Page 143 - The Grotesque Children's Book
P. 143

Chapter 3.

                                     One was unfortunate

         Aha! Brilliant, Alessandro. Yes. I shall hire three apprentices: young, or unfortunate,
or stupid. Jupiter Opportunità!

         The second painter Allori hired -- the “unfortunate” -- was Aurelio DeSolo. Aurelio was
brilliant at painting mythological figures, creatures and grotesques. Allori had spotted Aurelio
sketching in the piazza and through a protracted series of written notes on Aurelio’s sketchpad,
they had come to a financial arrangement. Sadly for Aurelio, Allori correctly assumed the fellow
hadn’t been hired recently by anyone and would be grateful for any work at any price.

         Aurelio DeSolo had been born deaf. His family was plenty wealthy: his great-great
grandfather had branched out from being a tanner to owning tanneries; Grandfather DeSolo had
bought the land under the tanneries; and Father DeSolo had bought, then sold, more tanneries in
Piedmont. Father DeSolo had been lucky; he’d sold at just the right time between civil uprisings
and bought them back again just after the uprisings were squelched when no one had working
capital but the DeSolo clan (et cetera; look up history of “pre-Risorgimento economics” if you
want to follow the waves of fortune which Father DeSolo rode so magnificently, as though he
were a very fiscal Helios astride his great sun chariot). It was assumed that first-born Aurelio
would inherit all the vast holdings and influence which had been accumulating for generations
for the sole purpose of coalescing them all into a single all-powerful DeSolo Male Heir.

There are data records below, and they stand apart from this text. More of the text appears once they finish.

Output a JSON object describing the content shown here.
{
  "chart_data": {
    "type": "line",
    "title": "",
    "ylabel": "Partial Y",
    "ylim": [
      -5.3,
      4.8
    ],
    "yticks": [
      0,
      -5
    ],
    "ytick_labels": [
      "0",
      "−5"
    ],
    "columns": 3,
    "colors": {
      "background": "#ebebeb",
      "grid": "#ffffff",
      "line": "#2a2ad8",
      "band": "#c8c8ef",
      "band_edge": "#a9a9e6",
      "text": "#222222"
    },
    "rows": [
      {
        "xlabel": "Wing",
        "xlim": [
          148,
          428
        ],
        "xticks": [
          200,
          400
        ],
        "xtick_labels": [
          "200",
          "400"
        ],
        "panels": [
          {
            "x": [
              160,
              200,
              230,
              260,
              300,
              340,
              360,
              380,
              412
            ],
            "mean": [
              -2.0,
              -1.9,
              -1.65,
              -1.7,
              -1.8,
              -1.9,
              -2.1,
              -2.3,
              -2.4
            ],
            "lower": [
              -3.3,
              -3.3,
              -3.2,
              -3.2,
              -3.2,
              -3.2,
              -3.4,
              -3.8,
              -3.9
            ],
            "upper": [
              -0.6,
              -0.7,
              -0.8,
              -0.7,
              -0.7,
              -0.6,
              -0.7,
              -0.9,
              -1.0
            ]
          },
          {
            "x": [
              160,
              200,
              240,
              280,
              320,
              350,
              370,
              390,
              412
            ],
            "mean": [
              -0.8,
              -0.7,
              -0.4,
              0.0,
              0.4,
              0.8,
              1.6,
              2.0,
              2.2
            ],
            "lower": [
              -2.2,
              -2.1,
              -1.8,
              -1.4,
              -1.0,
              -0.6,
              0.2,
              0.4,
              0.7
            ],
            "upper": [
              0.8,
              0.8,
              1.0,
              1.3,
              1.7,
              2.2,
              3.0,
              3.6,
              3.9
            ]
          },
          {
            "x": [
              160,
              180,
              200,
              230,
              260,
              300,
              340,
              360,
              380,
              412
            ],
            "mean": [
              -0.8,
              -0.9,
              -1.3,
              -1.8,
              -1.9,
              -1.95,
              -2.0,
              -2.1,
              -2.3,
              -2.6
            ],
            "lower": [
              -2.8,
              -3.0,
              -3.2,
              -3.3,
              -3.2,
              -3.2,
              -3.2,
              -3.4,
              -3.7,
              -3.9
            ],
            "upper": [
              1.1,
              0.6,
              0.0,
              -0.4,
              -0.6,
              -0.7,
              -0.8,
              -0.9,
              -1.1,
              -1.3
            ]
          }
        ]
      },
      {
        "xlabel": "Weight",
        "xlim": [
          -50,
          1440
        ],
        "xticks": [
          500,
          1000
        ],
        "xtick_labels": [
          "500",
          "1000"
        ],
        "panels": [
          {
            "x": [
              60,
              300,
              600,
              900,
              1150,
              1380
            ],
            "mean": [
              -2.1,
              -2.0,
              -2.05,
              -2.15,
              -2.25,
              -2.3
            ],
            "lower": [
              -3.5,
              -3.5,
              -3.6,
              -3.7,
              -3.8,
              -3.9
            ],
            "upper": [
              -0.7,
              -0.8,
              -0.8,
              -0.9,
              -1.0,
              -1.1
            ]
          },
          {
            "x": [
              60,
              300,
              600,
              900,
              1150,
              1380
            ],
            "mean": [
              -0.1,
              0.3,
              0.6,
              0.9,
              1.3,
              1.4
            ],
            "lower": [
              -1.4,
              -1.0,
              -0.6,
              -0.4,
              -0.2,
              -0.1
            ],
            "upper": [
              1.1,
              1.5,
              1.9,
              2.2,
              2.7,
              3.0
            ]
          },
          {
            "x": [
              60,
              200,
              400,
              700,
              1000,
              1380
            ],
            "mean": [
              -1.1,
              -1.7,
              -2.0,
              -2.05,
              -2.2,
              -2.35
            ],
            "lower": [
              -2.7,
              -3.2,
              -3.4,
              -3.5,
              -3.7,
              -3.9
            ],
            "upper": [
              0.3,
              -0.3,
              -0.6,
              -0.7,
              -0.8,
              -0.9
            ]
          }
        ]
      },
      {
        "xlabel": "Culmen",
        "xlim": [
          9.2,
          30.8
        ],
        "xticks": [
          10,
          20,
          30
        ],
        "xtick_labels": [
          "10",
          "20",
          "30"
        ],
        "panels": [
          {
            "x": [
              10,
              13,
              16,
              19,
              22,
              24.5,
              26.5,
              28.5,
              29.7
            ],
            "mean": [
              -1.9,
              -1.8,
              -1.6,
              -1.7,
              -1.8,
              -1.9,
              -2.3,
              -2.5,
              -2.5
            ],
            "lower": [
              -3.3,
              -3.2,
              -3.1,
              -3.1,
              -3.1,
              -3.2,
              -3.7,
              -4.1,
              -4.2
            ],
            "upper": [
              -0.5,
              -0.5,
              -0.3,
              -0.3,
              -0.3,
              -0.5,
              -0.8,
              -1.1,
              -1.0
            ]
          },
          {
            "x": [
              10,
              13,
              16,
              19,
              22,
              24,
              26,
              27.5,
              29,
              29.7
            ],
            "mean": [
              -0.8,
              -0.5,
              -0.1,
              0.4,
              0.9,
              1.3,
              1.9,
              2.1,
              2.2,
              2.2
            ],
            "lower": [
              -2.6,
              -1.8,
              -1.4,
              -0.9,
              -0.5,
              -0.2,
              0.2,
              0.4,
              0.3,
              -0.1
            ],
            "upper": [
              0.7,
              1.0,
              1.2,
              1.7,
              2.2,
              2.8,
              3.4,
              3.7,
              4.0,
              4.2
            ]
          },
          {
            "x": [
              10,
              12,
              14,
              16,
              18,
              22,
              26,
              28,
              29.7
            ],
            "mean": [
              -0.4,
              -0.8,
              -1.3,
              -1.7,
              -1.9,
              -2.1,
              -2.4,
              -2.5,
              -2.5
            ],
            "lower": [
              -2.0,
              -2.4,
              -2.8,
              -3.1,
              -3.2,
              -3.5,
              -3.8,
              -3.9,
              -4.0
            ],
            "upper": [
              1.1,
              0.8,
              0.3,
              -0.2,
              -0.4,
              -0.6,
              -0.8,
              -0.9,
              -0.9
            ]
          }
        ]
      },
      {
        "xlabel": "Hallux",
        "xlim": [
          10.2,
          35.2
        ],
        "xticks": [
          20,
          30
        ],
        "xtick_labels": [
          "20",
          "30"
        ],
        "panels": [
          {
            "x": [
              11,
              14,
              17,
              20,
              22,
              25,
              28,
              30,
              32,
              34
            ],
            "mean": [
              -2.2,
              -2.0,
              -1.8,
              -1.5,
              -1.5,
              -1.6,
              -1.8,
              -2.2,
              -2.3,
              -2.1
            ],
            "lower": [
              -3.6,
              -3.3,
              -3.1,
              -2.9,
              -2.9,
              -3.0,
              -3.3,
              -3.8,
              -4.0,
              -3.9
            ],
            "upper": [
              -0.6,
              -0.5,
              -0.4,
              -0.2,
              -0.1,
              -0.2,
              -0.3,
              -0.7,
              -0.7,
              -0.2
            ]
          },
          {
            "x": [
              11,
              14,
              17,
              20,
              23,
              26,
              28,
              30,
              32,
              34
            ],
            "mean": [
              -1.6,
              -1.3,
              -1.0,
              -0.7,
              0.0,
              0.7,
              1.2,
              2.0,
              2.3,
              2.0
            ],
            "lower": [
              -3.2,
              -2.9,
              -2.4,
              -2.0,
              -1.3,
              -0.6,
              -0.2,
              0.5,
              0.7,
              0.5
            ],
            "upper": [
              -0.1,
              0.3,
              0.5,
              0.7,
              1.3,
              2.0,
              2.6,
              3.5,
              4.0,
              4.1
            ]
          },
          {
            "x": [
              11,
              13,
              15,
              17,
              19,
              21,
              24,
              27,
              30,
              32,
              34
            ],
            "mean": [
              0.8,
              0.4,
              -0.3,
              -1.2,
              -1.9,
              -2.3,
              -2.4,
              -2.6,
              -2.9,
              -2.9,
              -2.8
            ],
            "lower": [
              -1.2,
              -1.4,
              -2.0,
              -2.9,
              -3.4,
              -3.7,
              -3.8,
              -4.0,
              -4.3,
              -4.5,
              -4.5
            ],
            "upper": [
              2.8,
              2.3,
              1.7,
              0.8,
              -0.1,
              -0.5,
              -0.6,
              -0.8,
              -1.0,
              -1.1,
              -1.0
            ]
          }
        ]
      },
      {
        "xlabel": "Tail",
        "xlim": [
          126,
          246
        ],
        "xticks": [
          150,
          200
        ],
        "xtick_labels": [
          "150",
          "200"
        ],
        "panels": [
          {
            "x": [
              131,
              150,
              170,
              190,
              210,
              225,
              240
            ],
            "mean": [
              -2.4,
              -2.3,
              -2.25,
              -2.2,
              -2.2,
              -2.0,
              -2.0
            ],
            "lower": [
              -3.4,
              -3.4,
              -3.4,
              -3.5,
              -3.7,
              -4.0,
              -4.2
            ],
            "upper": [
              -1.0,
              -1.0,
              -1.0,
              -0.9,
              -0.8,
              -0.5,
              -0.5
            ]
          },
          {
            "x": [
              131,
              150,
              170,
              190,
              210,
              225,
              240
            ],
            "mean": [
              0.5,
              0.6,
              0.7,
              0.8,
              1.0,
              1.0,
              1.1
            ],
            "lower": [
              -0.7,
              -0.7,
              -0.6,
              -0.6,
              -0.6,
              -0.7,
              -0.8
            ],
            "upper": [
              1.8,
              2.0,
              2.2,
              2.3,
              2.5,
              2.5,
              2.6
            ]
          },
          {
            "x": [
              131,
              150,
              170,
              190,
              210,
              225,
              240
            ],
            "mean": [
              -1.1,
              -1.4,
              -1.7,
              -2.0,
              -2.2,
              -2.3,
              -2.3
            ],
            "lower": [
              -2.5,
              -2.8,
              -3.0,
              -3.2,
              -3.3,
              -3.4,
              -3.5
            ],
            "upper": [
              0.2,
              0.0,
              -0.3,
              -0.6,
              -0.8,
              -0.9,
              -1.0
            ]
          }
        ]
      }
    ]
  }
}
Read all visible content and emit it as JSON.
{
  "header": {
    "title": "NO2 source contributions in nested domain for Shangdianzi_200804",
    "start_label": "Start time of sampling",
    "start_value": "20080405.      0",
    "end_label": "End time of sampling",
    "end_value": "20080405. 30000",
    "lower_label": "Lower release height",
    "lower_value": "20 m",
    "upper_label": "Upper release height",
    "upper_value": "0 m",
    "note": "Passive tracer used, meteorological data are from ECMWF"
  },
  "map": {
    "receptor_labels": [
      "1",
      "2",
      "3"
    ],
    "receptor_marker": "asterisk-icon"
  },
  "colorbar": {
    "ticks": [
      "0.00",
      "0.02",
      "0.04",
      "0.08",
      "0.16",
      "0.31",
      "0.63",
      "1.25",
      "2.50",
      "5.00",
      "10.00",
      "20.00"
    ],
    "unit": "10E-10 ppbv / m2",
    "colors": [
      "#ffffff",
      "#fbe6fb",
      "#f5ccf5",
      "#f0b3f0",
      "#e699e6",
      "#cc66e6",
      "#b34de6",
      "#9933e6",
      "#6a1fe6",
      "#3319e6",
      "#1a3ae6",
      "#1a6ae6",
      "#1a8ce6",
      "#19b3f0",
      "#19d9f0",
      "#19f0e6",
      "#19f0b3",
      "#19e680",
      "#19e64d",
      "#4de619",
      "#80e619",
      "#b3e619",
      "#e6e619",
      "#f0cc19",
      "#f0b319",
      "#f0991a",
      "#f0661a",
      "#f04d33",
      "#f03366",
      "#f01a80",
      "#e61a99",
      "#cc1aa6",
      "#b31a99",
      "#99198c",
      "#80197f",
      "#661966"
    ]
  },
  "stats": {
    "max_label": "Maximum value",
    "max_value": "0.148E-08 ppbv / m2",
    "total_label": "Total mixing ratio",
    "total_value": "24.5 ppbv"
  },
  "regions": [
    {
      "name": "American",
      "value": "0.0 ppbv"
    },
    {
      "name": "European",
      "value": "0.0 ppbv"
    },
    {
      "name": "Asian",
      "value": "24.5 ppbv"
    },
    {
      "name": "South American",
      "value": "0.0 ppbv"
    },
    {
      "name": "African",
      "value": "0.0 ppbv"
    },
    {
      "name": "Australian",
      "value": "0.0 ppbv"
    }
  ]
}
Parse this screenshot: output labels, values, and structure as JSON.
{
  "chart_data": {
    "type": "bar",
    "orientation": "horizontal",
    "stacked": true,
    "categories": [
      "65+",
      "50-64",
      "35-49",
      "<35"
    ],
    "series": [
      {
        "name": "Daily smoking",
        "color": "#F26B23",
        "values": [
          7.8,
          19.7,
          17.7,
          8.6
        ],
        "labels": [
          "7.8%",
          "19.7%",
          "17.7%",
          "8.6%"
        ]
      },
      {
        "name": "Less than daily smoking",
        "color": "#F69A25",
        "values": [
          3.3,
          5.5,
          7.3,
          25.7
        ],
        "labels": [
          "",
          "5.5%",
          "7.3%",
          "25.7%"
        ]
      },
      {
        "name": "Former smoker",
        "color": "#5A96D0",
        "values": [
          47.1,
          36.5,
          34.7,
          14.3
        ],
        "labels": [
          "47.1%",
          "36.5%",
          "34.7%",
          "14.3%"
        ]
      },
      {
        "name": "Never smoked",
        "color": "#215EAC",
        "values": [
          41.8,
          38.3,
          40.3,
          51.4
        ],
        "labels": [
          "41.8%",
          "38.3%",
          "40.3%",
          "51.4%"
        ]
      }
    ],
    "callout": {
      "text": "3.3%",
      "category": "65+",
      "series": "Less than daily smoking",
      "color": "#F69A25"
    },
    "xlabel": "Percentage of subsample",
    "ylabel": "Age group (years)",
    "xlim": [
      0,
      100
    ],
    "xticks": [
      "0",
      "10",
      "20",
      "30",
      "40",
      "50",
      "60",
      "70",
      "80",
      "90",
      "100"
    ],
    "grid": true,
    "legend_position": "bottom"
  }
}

         Oh, but he was deaf.

         This was disaster for five generations of Aurelio's family members. Why was deafness a
disaster, you ask? Because, back in those days, and in fact, back much further, even into early
medieval times, in order for the eldest son to inherit the family fortune, he must show up in court
in front of a magistrate and “stipulate” on his own behalf that yes, please, he would like to inherit
all his family's wealth, thank you very much. But, unfortunately for Aurelio, “stipulate” meant
“stipulate out loud.” That is, to speak. The law was weird but clear on this account. The heir
could not gesture his assent. He could not write it. He must speak it. Actually, to be really
clear, because some key points of this story hang on this legal ruling, Aurelio could gesture all he
wanted, he could write gigantic tracts and pleas and essays and sonnets, he could illustrate his
assent in an illuminated manuscript, but at the end of the day, at the end of the day of his twenty-
first birthday (which had come and gone five years ago on August 8, 1576) he must also have the
ability to speak out loud his “stipulation” on his own behalf. And this he did not have, for he
was deaf. It was tragic timing for Aurelio DeSolo, because very soon after his twenty-first
birthday, there began to appear a few very clever and patient linguistically-inclined doctors and
medically-inclined linguists who began developing techniques and trainings for the deaf. But in
Aurelio's day, it was unheard of to teach the deaf to speak, if not entirely unthought-of.